The big beasts pull carts of tourists down dusty streets, past the stone walls that surround traditional, one-story buildings. While they labor, their drivers pluck away at sanshin, a three-stringed Okinawan instrument.
We do eventually make it to the sea, thanks to the directions from a kind couple sensible enough to stay in the shade.
We watch people scour Kaiji Beach in search of star-shaped sand (really the remains of minute crustaceans) and later we head over to Kondoi Beach as locals gather to barbeque and play music for Taketomi Night, a festival celebrating the beauty and simplicity of this island.
Soon night falls like a curtain and we're back on our bikes, a warm, velvety wind blowing in our faces as we head to our hotel.
The crickets and other night creatures serenade us. The stars and fireflies light our way.
We come across a group of people sitting on the side of the road, chatting softly and staring at the moon.
Another wild Saturday night on Taketomi Island.
We join them, and soon find ourselves lost in this uncomplicated activity. We almost stay until sunrise.
Arriving: Low-cost carriers flying to Okinawa’s main island are: ANA’s Peach Aviation, JAL’s Jetstar Japan, AirAsia Japan and Skymark Airlines. Major airlines All Nippon Airways and Japan Airlines offer daily flights from Tokyo’s Haneda Airport to Naha and connecting flights to other islands in the archipelago.

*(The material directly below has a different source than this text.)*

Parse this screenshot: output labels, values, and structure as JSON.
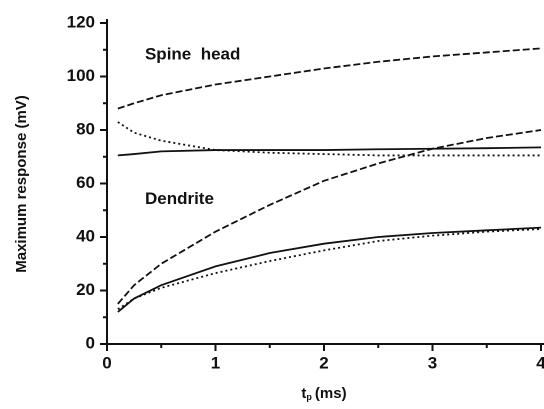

The short ferry ride from Ishigaki to Taketomi takes 10 minutes and costs ¥580.
Sleeping: The Busena Terrace Beach Resort is a secluded oasis in Nago that’s about a 70-minute drive from Naha Airport. It’s the perfect place to unplug, laze around poolside, relax on the beach, or snorkel and scuba dive in the East China Sea.
The ANA Intercontinental Ishigaki Resort has one of the best beaches on the island. The cozy cottages of Fusaki Resort Village, a great spot to watch the sunset, are also worth checking out. Villa Taketomi has eight private villas (five Japanese, three Western) and offers excellent Okinawa-style meals.